Federal Circuit reverses summary judgment of non-infringement (and claim construction) on three patents, and affirms summary judgment of non-infringement on a fourth.

GE Lighting Solutions, LLC v. AgiLight, Inc., ___ F.3d ___ (Fed. Cir. May 1, 2014) (Rader, MOORE, Reyna (dissent-in-part)) (N.D. Ohio: Gwin) (2 of 5 stars)

Dictionary_267x200Regarding the first two patents, the district court improperly imported limitations into the term "IDC connector." It was undisputed that the term has a broad plain meaning, and "the specification and prosecution history only compel departure from the plain meaning in two instances: lexicography and disavowal." Slip op. at 5. Neither circumstance was present here.

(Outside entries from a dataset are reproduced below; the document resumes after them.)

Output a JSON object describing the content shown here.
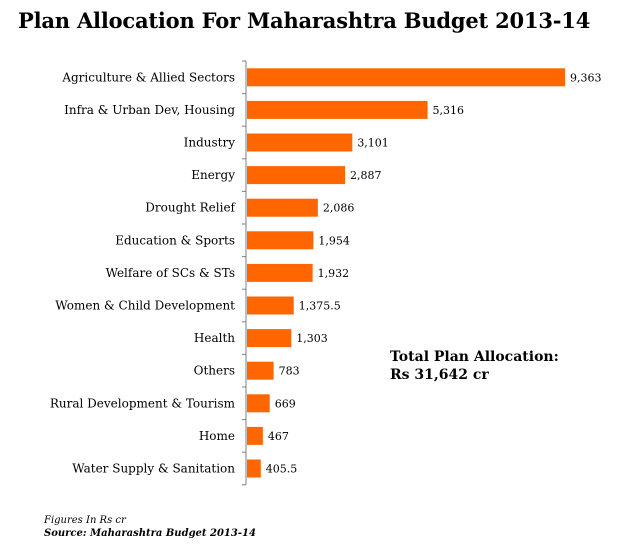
{
  "colors": {
    "bar": "#FF6600",
    "axis": "#7f7f7f"
  },
  "chart_data": {
    "type": "bar",
    "orientation": "horizontal",
    "title": "Plan Allocation  For Maharashtra Budget 2013-14",
    "categories": [
      "Agriculture & Allied Sectors",
      "Infra & Urban Dev, Housing",
      "Industry",
      "Energy",
      "Drought Relief",
      "Education & Sports",
      "Welfare of SCs & STs",
      "Women & Child Development",
      "Health",
      "Others",
      "Rural Development & Tourism",
      "Home",
      "Water Supply & Sanitation"
    ],
    "values": [
      9363,
      5316,
      3101,
      2887,
      2086,
      1954,
      1932,
      1375.5,
      1303,
      783,
      669,
      467,
      405.5
    ],
    "value_labels": [
      "9,363",
      "5,316",
      "3,101",
      "2,887",
      "2,086",
      "1,954",
      "1,932",
      "1,375.5",
      "1,303",
      "783",
      "669",
      "467",
      "405.5"
    ],
    "xlim": [
      0,
      9363
    ],
    "grid": false
  },
  "annotation": {
    "line1": "Total Plan Allocation:",
    "line2": "Rs 31,642  cr"
  },
  "footer": {
    "note": "Figures In Rs cr",
    "source": "Source: Maharashtra Budget 2013-14"
  }
}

Although the specifications disclosed only a single embodiment, it described it as merely the "depicted embodiment," did not describe any limitation "as the present invention, as essential, or as important," and do not "disparage other IDC connectors." Id. at 7. Moreover, claim differentiation supported a broad construction.

Regarding the third patent, the disputed term was an "optical element having a substantially ellipsoidal inner profile and generally spherical outer profile." Although the parties had initially stipulated to a construction, a dispute arose later that the court had to resolve. "This is not an uncommon occurrence—parties in patent cases frequently stipulate to a construction or the court construes a term, only to have their dispute evolve to a point where they realize that a further construction is necessary.” Id. at 9. Ruling that the term required only a portion of the inner profile (not the entire profile) to be substantially ellipsoidal, the Federal Circuit concluded that the images of the accused products alone created a fact issue on infringement, even though the patentee relied on only argument about those images and did not have expert testimony: "Surely an expert is not required to create a fact question about whether something is generally spherical to preclude summary judgment." Id. at 13.

Regarding the fourth patent, the Federal Circuit held that the accused device—a concave lens—is not an "annular gasket" because it lacked the requisite "opening." The volume inside the lens was not an "opening" given the plain meaning of "gasket" and the patent's description of the gasket as ring-shaped.

Dissent-in-part: Judge Reyna would have held that the third patent required that the "entirety" of the inner lens be "substantially ellipsoidal." According to Judge Reyna, there was an inconsistency in the specification that should have been resolved against the patentee given the prosecution history and because the majority's construction would expand the claims to cover some absurd examples.